The Wiccan Christian

Hope, Healing and Happiness in Trauma Recovery

I’m Getting Off The Hamster Wheel

I was very relieved when Joe said he didn’t want to see me or talk to me ever again. It had solved a huge problem for me.

But yesterday when I woke up I started wondering, ‘Why did he cut me off just like that? What is his motive behind that?’

I came up with numerous conclusions:

  1. He wanted a reaction out of me so he could file another restraining order against me for contacting him after he said “no more contact”.
  2. He doesn’t trust that I will keep his secrets.
  3. He got himself a new girlfriend
  4. He wants to monitor me from a distance.
  5. He wants to put me back on that hamster wheel.

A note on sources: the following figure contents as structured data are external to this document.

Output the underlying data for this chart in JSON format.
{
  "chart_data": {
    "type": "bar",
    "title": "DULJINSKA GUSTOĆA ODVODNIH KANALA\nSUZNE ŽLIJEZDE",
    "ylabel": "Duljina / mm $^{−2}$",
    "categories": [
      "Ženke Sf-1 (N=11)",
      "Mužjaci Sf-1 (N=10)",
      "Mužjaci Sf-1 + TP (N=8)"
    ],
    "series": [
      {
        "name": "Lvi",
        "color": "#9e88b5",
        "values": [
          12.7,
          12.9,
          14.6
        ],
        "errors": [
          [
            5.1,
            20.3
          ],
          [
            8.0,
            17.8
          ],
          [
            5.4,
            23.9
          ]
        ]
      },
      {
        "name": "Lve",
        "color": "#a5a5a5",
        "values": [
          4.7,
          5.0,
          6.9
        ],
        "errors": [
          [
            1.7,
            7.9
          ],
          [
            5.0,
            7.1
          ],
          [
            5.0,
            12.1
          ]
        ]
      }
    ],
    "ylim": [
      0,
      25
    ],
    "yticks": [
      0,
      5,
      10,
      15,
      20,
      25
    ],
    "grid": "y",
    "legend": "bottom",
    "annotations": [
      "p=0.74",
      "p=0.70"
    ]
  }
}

I admit, I was on the hamster wheel most of the day yesterday. I finally had to tell myself, ‘Doesn’t this feel familiar?’. After that realization, I quit.

I then distracted my attention to my book. In there is where I wrote down several examples from the past that had occurred before and during my psychosis. It’s not an exhaustive list, but it’s enough to prove my point.

I decided to take the first page out of my book. I was originally going to dedicate it to Joe. But after finding out some facts I feel the question I had asked in the book was no longer necessary. That and I didn’t want the book to be all about him. I didn’t think he deserved any credit.

I woke up this morning with a much fresher outlook on the day. Yesterday I spent too much time thinking. I’m done thinking about it. I’ll write things as I remember them. No more forcing memories.